Though he was in the forefront of Minimalism—a response of American artists in the 1960s and 1970s to Abstract Expressionism—Marden is a quirky, eccentric artist who has always stood somewhat apart from his contemporaries. Look at a drawing entitled Patent Leather Valentine from 1967. Working with graphite and beeswax over pastel on paper, he covers every square of a dense grid with a black so tightly meshed that we can only just make out the network of thin vertical and horizontal lines. At first sight, the drawing looks like the archetypal Minimalist work. But look closely and you see that scratched into each square of the grid is a tiny heart, many almost rubbed out so that only someone who knew they were there would discover them. This is Marden’s valentine to the woman he would marry in the following year, Helen Harrington. Perfectly calibrating the boundary between sentiment and reticence, from the very beginning of his career Marden’s work has had an expressive content and emotional range that is largely absent in the work of the two contemporary painters closest to him in spirit and stature, Robert Ryman and Agnes Martin. That is because his identity as a Minimalist is offset by an even more profound consciousness of his affinities with Abstract Expressionism. Marden has said as much:
I still really felt much more of an Abstract Expressionist than Minimalist. I mean, I wasn’t rejecting Abstract Expressionism, and I was very conscious of the fact that these things were being made by hand….
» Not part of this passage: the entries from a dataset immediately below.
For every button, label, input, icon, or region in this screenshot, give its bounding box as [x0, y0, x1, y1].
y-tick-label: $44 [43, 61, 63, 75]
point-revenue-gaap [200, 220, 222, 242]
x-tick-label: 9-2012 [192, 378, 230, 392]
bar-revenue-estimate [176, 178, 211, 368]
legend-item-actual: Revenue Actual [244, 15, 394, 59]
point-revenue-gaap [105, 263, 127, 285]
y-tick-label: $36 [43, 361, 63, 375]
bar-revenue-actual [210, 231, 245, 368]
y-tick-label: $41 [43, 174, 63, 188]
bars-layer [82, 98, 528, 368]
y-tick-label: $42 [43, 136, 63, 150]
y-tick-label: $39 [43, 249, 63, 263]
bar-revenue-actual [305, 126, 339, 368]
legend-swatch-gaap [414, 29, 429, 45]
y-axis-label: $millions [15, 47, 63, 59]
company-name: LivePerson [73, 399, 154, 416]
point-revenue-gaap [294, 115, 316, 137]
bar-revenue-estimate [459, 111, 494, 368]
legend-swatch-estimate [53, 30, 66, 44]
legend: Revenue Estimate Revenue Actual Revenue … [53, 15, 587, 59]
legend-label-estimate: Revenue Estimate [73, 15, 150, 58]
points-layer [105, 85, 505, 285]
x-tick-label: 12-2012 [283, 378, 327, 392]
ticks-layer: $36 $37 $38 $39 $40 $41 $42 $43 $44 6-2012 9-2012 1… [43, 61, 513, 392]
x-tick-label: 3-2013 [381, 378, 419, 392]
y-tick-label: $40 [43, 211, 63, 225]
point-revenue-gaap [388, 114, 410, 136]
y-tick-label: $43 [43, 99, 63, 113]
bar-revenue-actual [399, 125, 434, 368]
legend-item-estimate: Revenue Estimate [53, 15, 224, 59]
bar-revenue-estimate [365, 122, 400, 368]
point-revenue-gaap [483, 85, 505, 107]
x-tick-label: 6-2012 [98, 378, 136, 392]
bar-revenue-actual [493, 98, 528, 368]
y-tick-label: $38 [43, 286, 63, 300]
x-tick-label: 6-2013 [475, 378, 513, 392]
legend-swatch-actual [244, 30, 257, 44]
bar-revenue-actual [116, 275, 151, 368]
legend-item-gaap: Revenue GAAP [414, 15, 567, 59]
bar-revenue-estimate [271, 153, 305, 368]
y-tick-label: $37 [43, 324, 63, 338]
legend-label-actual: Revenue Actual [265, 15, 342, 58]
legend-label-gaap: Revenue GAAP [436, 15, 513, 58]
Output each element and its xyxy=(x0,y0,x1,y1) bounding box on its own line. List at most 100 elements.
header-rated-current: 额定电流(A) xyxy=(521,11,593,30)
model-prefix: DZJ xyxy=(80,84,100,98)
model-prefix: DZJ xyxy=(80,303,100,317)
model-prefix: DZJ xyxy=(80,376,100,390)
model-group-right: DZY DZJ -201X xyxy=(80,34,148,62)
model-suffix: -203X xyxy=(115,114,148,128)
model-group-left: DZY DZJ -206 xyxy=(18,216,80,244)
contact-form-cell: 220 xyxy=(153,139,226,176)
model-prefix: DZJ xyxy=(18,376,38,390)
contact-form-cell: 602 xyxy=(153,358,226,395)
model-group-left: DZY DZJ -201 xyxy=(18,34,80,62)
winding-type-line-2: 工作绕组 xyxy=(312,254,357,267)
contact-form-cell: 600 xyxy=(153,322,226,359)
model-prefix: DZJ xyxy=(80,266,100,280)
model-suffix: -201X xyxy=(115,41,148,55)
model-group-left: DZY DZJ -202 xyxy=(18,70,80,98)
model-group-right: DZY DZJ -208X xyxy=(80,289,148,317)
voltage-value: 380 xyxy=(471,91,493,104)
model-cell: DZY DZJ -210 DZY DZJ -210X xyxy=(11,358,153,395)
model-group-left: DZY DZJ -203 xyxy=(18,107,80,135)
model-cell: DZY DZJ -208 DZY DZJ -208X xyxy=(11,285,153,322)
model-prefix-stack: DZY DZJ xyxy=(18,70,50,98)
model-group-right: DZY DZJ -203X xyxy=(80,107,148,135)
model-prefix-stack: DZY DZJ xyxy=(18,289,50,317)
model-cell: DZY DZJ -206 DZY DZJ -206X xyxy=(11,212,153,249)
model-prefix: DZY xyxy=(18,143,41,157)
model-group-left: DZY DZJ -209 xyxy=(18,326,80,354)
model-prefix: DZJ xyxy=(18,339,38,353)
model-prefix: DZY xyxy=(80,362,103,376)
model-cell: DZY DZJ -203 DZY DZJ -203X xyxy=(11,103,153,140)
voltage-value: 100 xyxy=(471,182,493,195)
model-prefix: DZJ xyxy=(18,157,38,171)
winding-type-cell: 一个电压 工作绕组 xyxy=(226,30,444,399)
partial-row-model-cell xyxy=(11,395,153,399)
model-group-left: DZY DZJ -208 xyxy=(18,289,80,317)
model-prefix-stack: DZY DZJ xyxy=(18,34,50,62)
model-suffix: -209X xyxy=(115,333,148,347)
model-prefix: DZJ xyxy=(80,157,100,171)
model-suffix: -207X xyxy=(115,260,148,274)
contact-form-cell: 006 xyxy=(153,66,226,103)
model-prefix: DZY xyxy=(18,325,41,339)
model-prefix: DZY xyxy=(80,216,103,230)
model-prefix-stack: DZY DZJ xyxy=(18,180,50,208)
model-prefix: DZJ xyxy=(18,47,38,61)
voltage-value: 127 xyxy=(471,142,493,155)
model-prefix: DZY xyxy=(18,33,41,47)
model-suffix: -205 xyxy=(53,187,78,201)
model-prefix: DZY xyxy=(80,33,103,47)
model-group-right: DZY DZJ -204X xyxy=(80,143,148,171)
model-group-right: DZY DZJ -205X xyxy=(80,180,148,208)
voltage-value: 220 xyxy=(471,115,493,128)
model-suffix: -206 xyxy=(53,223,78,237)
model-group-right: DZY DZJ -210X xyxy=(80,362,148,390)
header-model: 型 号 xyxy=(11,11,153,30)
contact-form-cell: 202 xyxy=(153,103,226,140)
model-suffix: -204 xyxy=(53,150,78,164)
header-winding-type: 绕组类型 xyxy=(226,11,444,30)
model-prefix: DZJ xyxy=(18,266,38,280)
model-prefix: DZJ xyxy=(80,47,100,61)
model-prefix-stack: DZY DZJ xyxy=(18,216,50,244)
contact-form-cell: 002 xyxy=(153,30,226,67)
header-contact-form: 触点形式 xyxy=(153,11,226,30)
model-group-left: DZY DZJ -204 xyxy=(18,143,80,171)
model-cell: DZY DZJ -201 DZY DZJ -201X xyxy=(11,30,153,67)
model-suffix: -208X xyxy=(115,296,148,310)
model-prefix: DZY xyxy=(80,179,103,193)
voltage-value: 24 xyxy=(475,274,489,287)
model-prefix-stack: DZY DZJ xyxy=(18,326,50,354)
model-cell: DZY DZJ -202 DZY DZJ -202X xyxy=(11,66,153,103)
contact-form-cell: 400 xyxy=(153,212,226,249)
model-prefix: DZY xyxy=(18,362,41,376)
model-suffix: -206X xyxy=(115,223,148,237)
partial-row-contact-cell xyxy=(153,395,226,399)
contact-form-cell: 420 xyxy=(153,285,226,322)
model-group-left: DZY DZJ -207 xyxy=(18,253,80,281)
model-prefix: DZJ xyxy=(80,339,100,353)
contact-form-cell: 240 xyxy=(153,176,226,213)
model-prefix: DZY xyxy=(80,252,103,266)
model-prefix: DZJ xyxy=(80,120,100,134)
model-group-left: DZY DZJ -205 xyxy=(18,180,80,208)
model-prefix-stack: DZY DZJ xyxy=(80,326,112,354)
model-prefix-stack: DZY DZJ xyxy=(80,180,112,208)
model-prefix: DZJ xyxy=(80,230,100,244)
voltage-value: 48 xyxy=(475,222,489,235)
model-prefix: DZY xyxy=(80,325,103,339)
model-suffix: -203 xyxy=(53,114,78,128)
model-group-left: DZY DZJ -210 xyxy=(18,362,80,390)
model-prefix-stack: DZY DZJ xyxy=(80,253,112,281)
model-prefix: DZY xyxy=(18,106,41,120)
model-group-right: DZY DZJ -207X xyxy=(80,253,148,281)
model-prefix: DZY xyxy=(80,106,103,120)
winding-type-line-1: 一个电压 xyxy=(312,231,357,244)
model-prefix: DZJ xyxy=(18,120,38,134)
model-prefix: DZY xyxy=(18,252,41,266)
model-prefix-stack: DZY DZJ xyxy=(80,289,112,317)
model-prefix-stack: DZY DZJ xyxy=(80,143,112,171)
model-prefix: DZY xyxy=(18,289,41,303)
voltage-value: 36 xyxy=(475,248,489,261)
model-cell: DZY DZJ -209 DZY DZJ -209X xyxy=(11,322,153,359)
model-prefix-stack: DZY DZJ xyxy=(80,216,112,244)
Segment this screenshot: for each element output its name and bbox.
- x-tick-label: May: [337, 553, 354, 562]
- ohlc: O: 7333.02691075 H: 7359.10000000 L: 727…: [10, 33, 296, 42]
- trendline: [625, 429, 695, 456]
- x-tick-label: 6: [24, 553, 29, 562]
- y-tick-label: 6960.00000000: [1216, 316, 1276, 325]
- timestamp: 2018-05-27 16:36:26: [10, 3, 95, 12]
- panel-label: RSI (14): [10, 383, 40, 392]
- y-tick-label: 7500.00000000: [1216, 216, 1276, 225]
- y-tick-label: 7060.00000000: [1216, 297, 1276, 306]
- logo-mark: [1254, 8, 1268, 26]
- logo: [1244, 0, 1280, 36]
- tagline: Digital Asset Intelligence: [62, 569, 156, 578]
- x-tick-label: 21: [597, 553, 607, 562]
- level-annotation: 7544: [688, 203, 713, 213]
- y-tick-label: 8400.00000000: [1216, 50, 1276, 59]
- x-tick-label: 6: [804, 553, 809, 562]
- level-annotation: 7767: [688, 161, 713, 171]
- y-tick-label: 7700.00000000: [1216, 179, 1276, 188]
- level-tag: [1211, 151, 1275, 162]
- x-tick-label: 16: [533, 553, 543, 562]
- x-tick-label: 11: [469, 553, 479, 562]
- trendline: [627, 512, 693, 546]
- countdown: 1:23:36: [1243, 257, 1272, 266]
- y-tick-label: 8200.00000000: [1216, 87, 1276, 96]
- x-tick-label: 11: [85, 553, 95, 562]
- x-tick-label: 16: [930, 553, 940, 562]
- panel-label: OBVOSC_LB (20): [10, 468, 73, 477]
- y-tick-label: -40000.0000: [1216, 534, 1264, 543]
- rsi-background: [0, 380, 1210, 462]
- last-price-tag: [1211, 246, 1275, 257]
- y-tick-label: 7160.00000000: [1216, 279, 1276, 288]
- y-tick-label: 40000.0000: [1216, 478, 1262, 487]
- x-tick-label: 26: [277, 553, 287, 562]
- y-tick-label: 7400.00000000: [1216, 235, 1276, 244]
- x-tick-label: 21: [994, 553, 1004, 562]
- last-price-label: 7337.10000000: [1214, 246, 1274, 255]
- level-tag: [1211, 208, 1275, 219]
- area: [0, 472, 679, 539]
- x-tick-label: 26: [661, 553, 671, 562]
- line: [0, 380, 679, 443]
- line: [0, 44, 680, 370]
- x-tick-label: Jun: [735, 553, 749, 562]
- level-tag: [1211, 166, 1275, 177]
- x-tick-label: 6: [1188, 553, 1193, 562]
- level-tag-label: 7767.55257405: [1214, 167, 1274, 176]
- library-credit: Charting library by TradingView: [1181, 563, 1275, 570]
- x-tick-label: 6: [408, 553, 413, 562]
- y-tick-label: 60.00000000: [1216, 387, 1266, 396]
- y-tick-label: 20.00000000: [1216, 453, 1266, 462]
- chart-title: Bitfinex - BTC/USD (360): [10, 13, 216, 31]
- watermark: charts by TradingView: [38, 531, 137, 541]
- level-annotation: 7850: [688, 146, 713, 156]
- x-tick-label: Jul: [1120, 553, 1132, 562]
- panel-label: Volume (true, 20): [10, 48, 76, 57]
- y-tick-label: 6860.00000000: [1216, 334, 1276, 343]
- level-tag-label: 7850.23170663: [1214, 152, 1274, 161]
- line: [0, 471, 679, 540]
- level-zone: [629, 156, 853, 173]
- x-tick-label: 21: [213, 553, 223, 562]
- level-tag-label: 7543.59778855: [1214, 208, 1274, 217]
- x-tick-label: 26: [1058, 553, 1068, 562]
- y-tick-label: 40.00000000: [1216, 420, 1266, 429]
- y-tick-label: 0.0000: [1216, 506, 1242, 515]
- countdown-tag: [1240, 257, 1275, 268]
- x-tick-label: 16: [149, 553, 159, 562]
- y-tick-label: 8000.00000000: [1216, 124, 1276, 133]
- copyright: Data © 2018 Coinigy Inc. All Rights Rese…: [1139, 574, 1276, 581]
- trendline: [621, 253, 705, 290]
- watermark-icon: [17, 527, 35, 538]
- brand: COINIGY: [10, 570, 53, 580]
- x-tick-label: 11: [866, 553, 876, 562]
I have always felt more related to the Abstract Expressionists than any other group. I think that’s what I came out of…. I started with Franz Kline…. You always admired de Kooning…. But then it was Rothko to whom I would respond, especially in his later paintings…. The whole idea of beauty was not embarrassing to me, as it was for a lot of people. Its one of the things that was encouraging about Rothko, that he didn’t seem to be embarrassed about it, either.
And yet, like so many of his contemporaries he also reacted against the tendency to interpret the art of the Abstract Expressionists as statements of the human condition. Soon after his first visit to the Rothko Chapel in Houston in 1972 he painted a four-panel work, The Seasons of 1974–1975. The sequence starts with a radiance of yellow-green that evokes the light of early spring, and continues with a dense forest green, the color of an oak tree in full leaf. Autumn is a soft misty gray, and winter a panel of pure black, the absence of light. From a distance they do indeed look like Rothko’s veils of color, but they have no transcendental dimension; they are simply distillations of the light and color of the changing seasons.
Correction: In the print version of this article, the caption to Brice Marden's Tang Dancer on page 12 should have given the date of the painting as 1995-1996, not 1976.